With the holiday season upon us and the markets eager to see just how much Americans are will to spend this year, let’s take a look at just how much they can spend. Increases in spending are made possible by just two things:
- An increase in income
- An increase in borrowing
Today’s employment report gives us some insight into the direction in income levels as the 3-month moving average for hourly earnings for the 80% of the population included in the production and non-supervisory data shows that earnings continue to be on the decline, despite an unemployment rate that is the lowest we’ve seen since 2000.
Taking a step back and looking at the bigger picture it is easy to see why so many in America feel the American Dream is no longer attainable. The year-over-year increase in average hourly earnings for the 80% of the workforce included in the production and non-supervisory category have declined from an average of 7.0% in the 1970s, to 4.5% in the 1980s, to 3.2% from 1990 to 2007 to 2.1% from 2010 to today.
As for borrowing more to pay for purchases, Total Consumer Credit (excluding borrowings for real estate purchases) as a percent of Disposable Income has reached a new high.

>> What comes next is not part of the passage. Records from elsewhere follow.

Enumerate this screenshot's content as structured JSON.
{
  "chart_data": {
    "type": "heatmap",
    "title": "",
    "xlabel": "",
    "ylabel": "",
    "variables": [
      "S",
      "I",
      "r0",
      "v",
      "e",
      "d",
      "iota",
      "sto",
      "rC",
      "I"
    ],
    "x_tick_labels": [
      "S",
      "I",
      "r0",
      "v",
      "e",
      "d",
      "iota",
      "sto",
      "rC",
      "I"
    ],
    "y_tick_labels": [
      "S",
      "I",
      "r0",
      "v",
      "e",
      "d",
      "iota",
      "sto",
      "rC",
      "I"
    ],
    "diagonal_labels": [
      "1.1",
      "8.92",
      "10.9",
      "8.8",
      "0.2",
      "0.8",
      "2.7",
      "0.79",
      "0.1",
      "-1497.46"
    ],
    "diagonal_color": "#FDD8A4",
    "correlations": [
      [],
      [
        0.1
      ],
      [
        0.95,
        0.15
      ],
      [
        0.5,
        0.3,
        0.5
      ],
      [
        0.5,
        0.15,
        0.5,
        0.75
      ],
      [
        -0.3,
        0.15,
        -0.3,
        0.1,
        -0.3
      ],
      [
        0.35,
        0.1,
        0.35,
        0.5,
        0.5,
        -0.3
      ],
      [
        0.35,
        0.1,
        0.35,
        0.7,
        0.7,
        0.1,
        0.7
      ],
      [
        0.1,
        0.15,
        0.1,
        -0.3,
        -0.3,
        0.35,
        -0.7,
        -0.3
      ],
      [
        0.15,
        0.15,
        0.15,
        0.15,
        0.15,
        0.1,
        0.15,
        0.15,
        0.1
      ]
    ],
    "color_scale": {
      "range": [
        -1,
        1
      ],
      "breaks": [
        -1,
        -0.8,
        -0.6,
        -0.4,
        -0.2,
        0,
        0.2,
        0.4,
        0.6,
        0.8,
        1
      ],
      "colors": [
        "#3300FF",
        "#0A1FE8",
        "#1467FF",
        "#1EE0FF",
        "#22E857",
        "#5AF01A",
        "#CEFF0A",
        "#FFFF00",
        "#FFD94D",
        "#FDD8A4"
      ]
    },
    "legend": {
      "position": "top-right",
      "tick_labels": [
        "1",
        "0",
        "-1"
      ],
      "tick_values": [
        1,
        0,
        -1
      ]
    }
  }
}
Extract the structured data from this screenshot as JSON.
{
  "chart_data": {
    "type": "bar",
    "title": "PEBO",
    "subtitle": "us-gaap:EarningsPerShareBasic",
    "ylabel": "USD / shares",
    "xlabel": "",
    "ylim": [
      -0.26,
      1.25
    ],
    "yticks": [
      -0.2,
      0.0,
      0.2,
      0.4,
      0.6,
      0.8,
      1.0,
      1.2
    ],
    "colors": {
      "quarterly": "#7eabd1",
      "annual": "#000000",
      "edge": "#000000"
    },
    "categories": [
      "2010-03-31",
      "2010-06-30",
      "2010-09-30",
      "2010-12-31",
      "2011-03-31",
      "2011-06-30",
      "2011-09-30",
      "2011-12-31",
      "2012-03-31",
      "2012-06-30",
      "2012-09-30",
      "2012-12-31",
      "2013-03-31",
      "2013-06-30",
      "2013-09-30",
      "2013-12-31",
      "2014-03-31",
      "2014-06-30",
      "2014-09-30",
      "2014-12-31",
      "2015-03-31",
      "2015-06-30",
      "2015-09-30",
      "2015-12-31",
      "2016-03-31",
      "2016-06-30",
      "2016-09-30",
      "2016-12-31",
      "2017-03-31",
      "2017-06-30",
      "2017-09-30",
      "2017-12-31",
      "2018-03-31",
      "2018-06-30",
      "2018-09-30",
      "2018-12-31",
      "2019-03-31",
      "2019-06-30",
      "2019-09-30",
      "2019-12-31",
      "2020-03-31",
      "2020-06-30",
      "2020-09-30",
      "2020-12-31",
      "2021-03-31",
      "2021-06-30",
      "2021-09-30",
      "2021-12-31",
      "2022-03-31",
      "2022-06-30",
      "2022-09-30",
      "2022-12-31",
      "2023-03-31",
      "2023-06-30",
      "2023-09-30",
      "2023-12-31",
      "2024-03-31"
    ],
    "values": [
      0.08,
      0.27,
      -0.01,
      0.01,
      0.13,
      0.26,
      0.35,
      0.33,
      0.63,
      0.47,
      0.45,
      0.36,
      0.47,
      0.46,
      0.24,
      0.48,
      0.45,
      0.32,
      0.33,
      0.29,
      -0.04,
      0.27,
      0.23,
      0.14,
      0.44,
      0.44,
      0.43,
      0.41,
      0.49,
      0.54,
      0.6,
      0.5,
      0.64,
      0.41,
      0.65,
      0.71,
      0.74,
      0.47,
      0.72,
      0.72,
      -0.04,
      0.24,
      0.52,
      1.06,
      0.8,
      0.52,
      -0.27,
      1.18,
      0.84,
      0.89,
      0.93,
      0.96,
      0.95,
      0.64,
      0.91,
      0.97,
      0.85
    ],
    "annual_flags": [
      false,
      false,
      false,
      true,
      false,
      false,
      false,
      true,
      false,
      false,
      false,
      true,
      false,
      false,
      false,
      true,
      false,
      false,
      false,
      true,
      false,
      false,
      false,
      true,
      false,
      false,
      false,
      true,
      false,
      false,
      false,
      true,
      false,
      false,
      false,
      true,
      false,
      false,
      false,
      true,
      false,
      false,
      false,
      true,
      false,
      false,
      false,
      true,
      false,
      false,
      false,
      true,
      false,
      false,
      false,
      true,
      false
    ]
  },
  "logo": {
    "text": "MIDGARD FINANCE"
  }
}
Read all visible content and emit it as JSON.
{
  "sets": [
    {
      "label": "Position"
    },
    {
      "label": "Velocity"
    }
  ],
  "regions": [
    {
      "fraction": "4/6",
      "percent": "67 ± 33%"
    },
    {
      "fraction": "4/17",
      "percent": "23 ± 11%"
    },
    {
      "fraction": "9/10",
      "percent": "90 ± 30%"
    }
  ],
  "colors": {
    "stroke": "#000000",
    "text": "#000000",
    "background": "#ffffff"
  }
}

We’ve also seen Consumer Confidence back near multi-year highs.
However, the savings rate has been falling and is near 10-year lows.
Historically, when the spread between these two peaks, the year-over-year rate of growth in spending declines.
The bottom line is the soft data, such as Consumer Confidence levels, are not what allows for increased spending. With revolving credit levels as a percent of disposable income reaching record levels and the trend in earnings on the decline, sustained increases in spending are simply not possible.